Refractory leaf tables are often referred to as “Dutch Pullout” tables. In this style of construction the leaves are stored under the main top; when closed the appearance of the table is a double-thickness top. When guests are expected the leaves can be pulled out from the end, and they automatically rise to match the height of the main tabletop. One advantage of this leaf style is that the physical table does not have to be moved to add the extra space. In addition, the main table doesn’t have to have any place settings reset to open up the leaves. The size of the leaves is directly related to the overhang of the main top past the apron of the table, so small overhangs should be expected. Aprons are required for this leaf style in order to hide the mechanism. In addition, tables with legs at the corners are recommended for this construction. Depending on length, the grain of the wood can be run in either direction (width or length) to create a continuous grain appearance. Edge treatments should be carefully considered so that the table looks elegant when the leaves are stored and to assure that the surface is continuous when expanded.

Butterfly Leaf Tables

Butterfly leaves are truly a unique method of using table leaves.

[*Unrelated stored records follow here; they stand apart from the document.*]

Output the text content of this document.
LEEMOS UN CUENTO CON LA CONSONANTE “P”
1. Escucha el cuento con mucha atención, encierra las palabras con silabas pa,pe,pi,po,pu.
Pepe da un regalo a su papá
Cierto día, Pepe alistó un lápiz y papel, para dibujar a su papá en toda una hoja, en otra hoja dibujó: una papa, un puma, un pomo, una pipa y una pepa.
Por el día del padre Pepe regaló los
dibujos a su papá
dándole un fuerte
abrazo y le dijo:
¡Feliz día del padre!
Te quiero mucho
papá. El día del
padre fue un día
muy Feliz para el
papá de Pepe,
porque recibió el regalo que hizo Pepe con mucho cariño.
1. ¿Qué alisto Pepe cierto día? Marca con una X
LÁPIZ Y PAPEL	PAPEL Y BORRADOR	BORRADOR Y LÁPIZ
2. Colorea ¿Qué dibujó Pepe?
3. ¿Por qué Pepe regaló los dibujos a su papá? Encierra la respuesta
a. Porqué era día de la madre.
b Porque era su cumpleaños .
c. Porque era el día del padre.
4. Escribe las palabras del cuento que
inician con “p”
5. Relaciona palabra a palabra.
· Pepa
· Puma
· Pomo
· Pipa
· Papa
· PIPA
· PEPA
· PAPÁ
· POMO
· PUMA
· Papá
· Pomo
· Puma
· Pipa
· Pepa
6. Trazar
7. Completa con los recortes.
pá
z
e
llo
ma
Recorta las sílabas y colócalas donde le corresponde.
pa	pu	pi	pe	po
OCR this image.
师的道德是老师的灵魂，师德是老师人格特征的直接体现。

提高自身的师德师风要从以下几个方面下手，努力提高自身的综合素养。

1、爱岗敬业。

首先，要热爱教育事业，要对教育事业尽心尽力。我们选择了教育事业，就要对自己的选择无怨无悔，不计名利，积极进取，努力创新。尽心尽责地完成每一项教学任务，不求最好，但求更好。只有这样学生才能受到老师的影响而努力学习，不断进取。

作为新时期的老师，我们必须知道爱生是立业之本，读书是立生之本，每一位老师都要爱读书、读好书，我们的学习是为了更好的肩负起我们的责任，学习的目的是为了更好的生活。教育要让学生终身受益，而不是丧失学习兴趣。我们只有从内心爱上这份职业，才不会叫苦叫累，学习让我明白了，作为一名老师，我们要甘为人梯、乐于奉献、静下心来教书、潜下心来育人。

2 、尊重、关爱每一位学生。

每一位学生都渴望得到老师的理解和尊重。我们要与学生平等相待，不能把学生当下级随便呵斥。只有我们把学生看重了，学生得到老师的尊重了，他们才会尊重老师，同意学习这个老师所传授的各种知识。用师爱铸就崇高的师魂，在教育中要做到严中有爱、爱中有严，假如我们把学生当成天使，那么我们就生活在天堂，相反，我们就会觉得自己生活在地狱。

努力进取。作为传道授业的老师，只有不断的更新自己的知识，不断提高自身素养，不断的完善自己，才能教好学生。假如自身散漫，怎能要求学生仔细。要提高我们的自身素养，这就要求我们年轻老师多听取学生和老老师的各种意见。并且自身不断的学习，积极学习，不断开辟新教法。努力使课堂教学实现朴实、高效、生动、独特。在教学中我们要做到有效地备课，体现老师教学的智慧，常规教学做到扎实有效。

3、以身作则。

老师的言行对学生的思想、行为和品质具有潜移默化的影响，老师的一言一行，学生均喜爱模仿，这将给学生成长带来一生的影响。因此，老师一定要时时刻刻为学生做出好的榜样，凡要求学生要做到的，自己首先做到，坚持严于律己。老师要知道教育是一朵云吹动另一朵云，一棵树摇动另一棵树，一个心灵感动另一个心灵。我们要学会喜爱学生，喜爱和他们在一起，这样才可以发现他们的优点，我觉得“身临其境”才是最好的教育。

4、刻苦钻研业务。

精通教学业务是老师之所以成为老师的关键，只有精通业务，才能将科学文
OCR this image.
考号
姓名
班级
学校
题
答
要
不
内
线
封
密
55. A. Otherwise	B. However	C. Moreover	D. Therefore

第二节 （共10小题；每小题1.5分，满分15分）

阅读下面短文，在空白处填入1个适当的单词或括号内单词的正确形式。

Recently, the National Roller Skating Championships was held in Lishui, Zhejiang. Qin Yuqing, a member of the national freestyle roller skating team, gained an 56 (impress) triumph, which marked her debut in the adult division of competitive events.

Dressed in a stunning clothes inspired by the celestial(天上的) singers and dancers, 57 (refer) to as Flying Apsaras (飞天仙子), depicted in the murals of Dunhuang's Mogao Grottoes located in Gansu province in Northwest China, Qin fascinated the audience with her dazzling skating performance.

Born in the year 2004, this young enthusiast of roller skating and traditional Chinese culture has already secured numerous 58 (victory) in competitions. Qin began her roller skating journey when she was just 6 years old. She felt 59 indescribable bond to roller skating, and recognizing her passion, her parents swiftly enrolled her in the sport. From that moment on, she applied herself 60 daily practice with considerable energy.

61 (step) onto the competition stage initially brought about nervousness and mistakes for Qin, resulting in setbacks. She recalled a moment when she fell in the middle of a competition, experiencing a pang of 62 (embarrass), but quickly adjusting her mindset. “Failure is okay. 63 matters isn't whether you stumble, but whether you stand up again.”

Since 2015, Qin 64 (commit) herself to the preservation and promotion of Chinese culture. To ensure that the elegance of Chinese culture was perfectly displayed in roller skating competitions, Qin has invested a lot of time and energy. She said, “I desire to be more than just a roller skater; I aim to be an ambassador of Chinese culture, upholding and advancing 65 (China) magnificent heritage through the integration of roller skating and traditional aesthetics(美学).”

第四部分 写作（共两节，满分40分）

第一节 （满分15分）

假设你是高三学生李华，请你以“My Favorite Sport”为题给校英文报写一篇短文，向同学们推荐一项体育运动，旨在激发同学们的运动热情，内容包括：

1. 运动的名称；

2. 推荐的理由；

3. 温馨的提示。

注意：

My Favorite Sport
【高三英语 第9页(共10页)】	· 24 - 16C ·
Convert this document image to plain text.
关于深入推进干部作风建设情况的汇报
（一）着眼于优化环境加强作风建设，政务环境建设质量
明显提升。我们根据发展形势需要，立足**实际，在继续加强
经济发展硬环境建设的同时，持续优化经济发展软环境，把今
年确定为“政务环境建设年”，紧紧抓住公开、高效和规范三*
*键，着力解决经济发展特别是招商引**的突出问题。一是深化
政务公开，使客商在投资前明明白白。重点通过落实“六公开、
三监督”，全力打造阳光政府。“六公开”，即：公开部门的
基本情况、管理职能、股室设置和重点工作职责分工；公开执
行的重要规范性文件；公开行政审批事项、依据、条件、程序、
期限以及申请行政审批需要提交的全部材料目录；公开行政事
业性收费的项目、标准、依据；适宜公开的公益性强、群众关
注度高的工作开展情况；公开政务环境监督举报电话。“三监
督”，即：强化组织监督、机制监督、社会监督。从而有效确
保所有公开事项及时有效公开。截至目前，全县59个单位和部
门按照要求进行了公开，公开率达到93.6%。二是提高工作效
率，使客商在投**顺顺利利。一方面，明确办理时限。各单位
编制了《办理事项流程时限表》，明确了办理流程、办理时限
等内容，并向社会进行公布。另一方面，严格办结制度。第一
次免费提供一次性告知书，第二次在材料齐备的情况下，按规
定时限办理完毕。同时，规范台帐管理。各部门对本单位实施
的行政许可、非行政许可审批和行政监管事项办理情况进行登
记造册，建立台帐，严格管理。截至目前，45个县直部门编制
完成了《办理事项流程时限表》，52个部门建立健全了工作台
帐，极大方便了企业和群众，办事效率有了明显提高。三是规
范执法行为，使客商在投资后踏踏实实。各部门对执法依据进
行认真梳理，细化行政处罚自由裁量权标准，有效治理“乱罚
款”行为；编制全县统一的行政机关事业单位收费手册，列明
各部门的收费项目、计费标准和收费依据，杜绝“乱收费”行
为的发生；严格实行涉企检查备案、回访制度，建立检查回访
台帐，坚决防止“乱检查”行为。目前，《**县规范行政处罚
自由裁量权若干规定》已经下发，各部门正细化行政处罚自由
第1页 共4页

In this style, the top slides apart in the center to reveal leaves hidden within the table. The leaves fold in the middle and slide into the space in the apron. Multiple leaves can be used to increase the flexibility of the table size, although leaf size is limited by the overall size of the table base. This is the least physically demanding style of table to expand. Aprons are required for this leaf style in order to hide the mechanism. With this style of construction the grain of the boards will run across the narrower width of the table so the grain will nicely match when the leaves are added.